Éric Lombard, ministre . Je sais que vous avez défendu, en 2017, un texte important qui porte votre nom et qui nous a permis d'avancer.
Nous sommes là au confluent de deux objectifs prioritaires. Le premier est effectivement la transformation écologique et énergétique. Il est exact que les directives CSRD et CS3D ont permis des avancées. En effet, rapporter publiquement ce que l'on fait, c'est s'exposer à la pression de la société, et nous croyons que cela va dans le bon sens. Mais, en même temps, nous avons un impératif de simplification, à un moment où les entreprises européennes sont dans la difficulté et soumises à une concurrence accrue.
Sur ces deux textes, notre volonté est similaire. La directive CSRD est déjà en vigueur pour les grandes entreprises. Pour les PME et les ETI, nous souhaitons nous fixer un objectif de simplification : il s'agit de rendre les règles plus praticables pour qu'elles puissent s'appliquer rapidement à ces entreprises. Pour avoir introduit la CSRD dans une grande institution que j'ai eu l'honneur de diriger jusqu'à récemment, je sais que c'est effectivement assez lourd. Un allégement est donc nécessaire. Je rappelle en outre que tous les pays européens n'ont pas transposé la directive, ce qui pose un problème de concurrence.

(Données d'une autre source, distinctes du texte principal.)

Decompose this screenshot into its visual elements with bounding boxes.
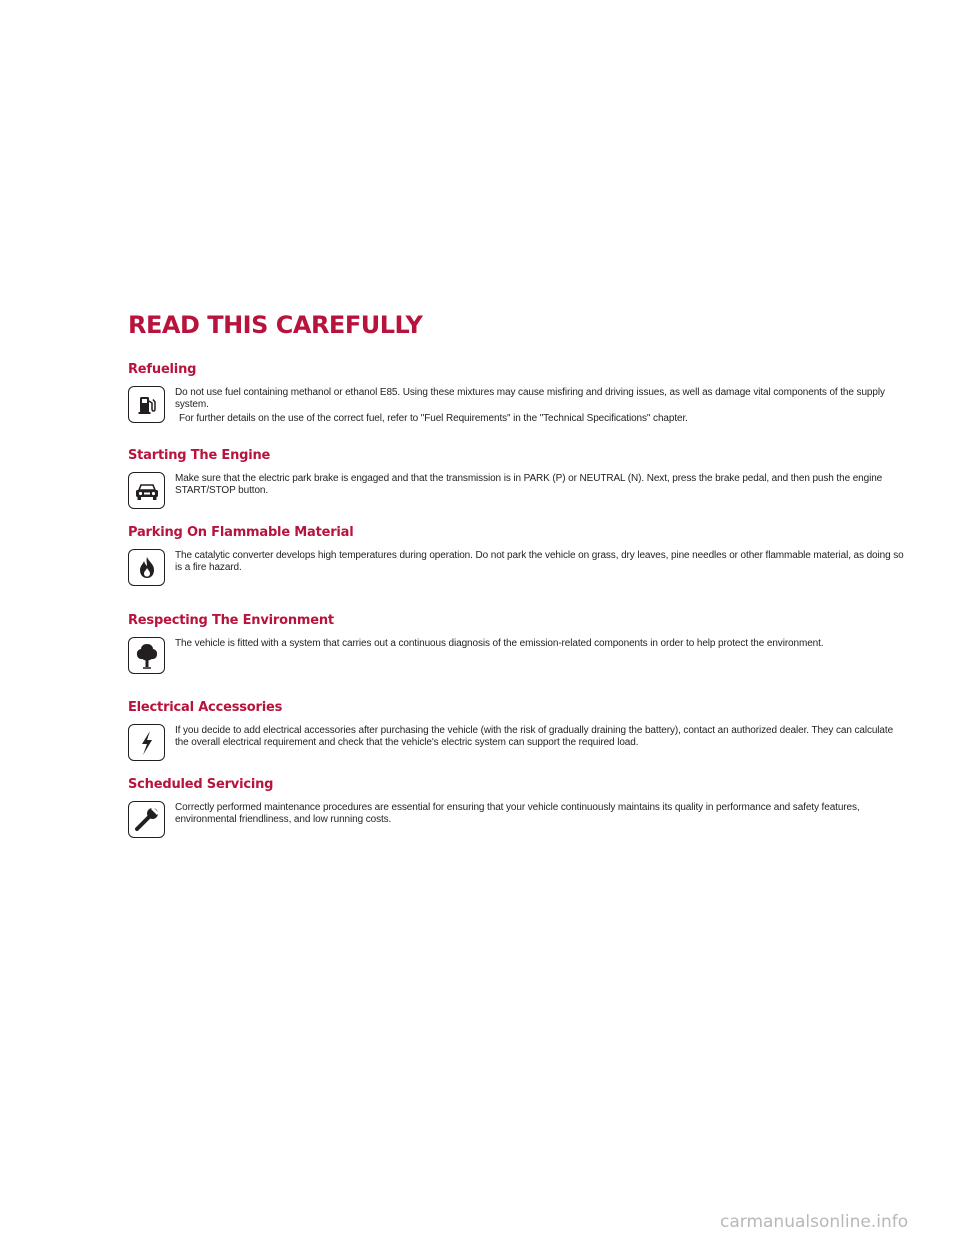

S'agissant de la directive CS3D, le processus est moins avancé, mais ne vous méprenez pas : nous souhaitons bel et bien qu'elle soit mise en œuvre. Nous devons néanmoins traiter deux sujets : la simplification des règles et leur modulation en fonction de la taille des entreprises. Plus l'entreprise est petite, plus les règles applicables doivent être simples, de sorte qu'elles soient effectivement mises en œuvre.
Nous allons bien dans la direction que vous indiquez, mais de façon précautionneuse, car il s'agit aussi de protéger nos entreprises.